È in quella che si può definire la seconda parte di questa raccolta poetica che vediamo cambiare lo sguardo dell’autrice. Ad aprire questo primo ‘giro di boa’ poetico, troviamo dei versi particolarmente evocativi di Sylvia Plath: «Non riesco a non sorridere per ciò che so. / Foglie e petali mi assistono. Sono pronta». È commovente vedere verificata quella speranza prima soltanto immaginata. Se prima era solo notte, pura oscurità, adesso si comincia ad intravvedere l’alba. A giungere è la presenza nuova, innovativa del figlio, prima di tutto il suo nome. Dopo il lutto era impossibile da pronunciare, ma adesso Paradisi dice con enorme certezza: «dimenticherò tutto / tranne il tuo nome». Questi versi possiamo leggerli come una reazione al «ne avrai altri» precedente. Samuele, il suo nome, come un tutt’uno insostituibili, impossibili da rimpiazzare.
Questa raccolta poetica è piena di rimandi alla natura, in particolare agli alberi, alle piante e ai loro frutti. Nella seconda parte del libro è possibile notare come l’accezione di pianta e frutto abbia finalmente acquistato una valenza positiva, vicina appunto alla primavera, alla rinascita e alla speranza di quest’ultima: «Dio giocava con i tuoi capelli […], diceva / che dovevo aspettarti come si aspettano / i primi fiori dell’albicocco, o magari / la fine dell’estate».
Ma la vicenda esistenziale di ogni essere umano non è mai perfettamente lineare, né un lutto come questo può essere superato senza lasciare tracce di nostalgia – «un albero / di quelli che si vedono dal treno / soli in mezzo ai campi / che non fanno ombra a nessuno». L’autrice continua a paragonarsi alle piante; parti di sé diventano radici, frutti, terra. E da queste parole comprendiamo ancora di più l’alienazione che deriva dal vedere le altre madri coi loro figli da proteggere e, per citare i versi precedenti, a cui fare ombra.

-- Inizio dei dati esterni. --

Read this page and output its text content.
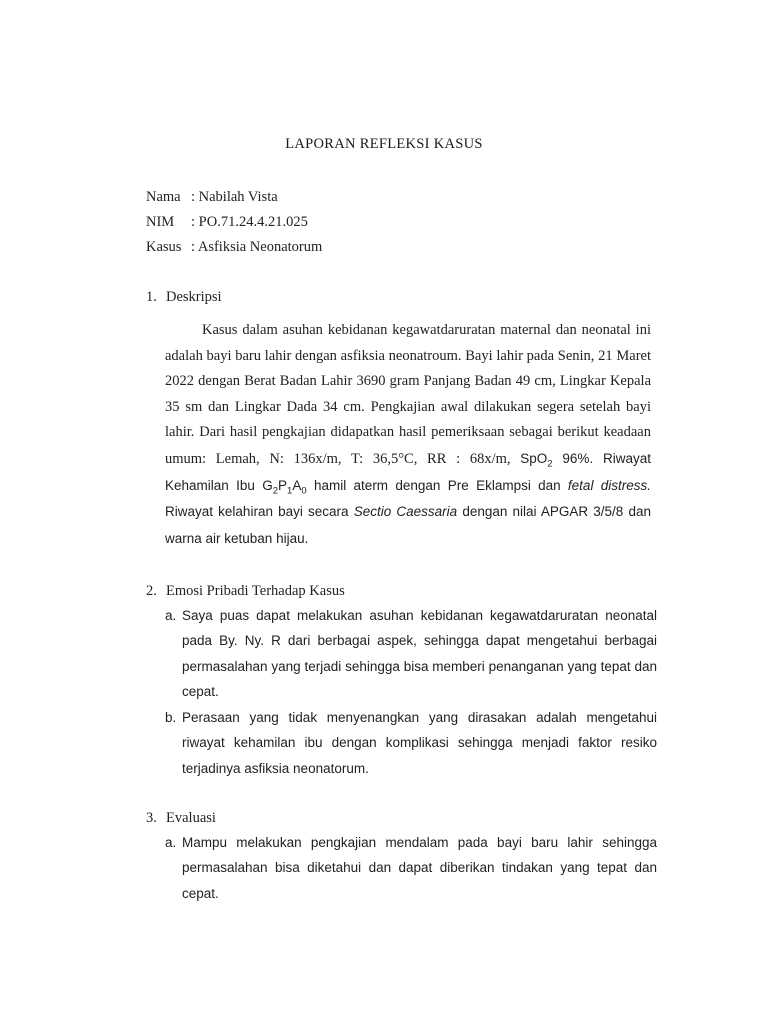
LAPORAN REFLEKSI KASUS
Nama : Nabilah Vista
NIM : PO.71.24.4.21.025
Kasus : Asfiksia Neonatorum
1. Deskripsi
Kasus dalam asuhan kebidanan kegawatdaruratan maternal dan neonatal ini adalah bayi baru lahir dengan asfiksia neonatroum. Bayi lahir pada Senin, 21 Maret 2022 dengan Berat Badan Lahir 3690 gram Panjang Badan 49 cm, Lingkar Kepala 35 sm dan Lingkar Dada 34 cm. Pengkajian awal dilakukan segera setelah bayi lahir. Dari hasil pengkajian didapatkan hasil pemeriksaan sebagai berikut keadaan umum: Lemah, N: 136x/m, T: 36,5°C, RR : 68x/m, SpO$_2$ 96%. Riwayat Kehamilan Ibu $G_2P_1A_0$ hamil aterm dengan Pre Eklampsi dan fetal distress. Riwayat kelahiran bayi secara Sectio Caessaria dengan nilai APGAR 3/5/8 dan warna air ketuban hijau.
2. Emosi Pribadi Terhadap Kasus
a. Saya puas dapat melakukan asuhan kebidanan kegawatdaruratan neonatal pada By. Ny. R dari berbagai aspek, sehingga dapat mengetahui berbagai permasalahan yang terjadi sehingga bisa memberi penanganan yang tepat dan cepat.
b. Perasaan yang tidak menyenangkan yang dirasakan adalah mengetahui riwayat kehamilan ibu dengan komplikasi sehingga menjadi faktor resiko terjadinya asfiksia neonatorum.
3. Evaluasi
a. Mampu melakukan pengkajian mendalam pada bayi baru lahir sehingga permasalahan bisa diketahui dan dapat diberikan tindakan yang tepat dan cepat.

La terra torna nella poesia di apertura alla terza e ultima sezione. Antonia Pozzi scriveva: «che le cose oscure della terra / non abbiamo potere / altro – su me, / che quello di martelli lievi / a scandere / sulla nudità cerula dell’anima / solo / il tuo nome». Questi martelli lievi li sentiamo dalla voce, ancora nuova, di Anna Paradisi, che affronta la vita e la sua quotidianità usando quasi in tutti i suoi componimenti la metafora del pane, dell’impastare. È interessante come questo possa farci venire in mente, in modo immediato, l’atto di creare. È la fase conclusiva (forse?) di un lavoro interiore più che complesso. Questo percorso emerge perfettamente da questi primi versi: «Ho imparato a impastare piano / a guardare negli occhi il buio / ad aspettare nella città del pane / una notte che sappia chiamarmi». Tutto richiama alla creazione, e non a caso la poetessa parla del pane: alimento che richiede una lunga lievitazione, accompagnata da calma, amore e pazienza.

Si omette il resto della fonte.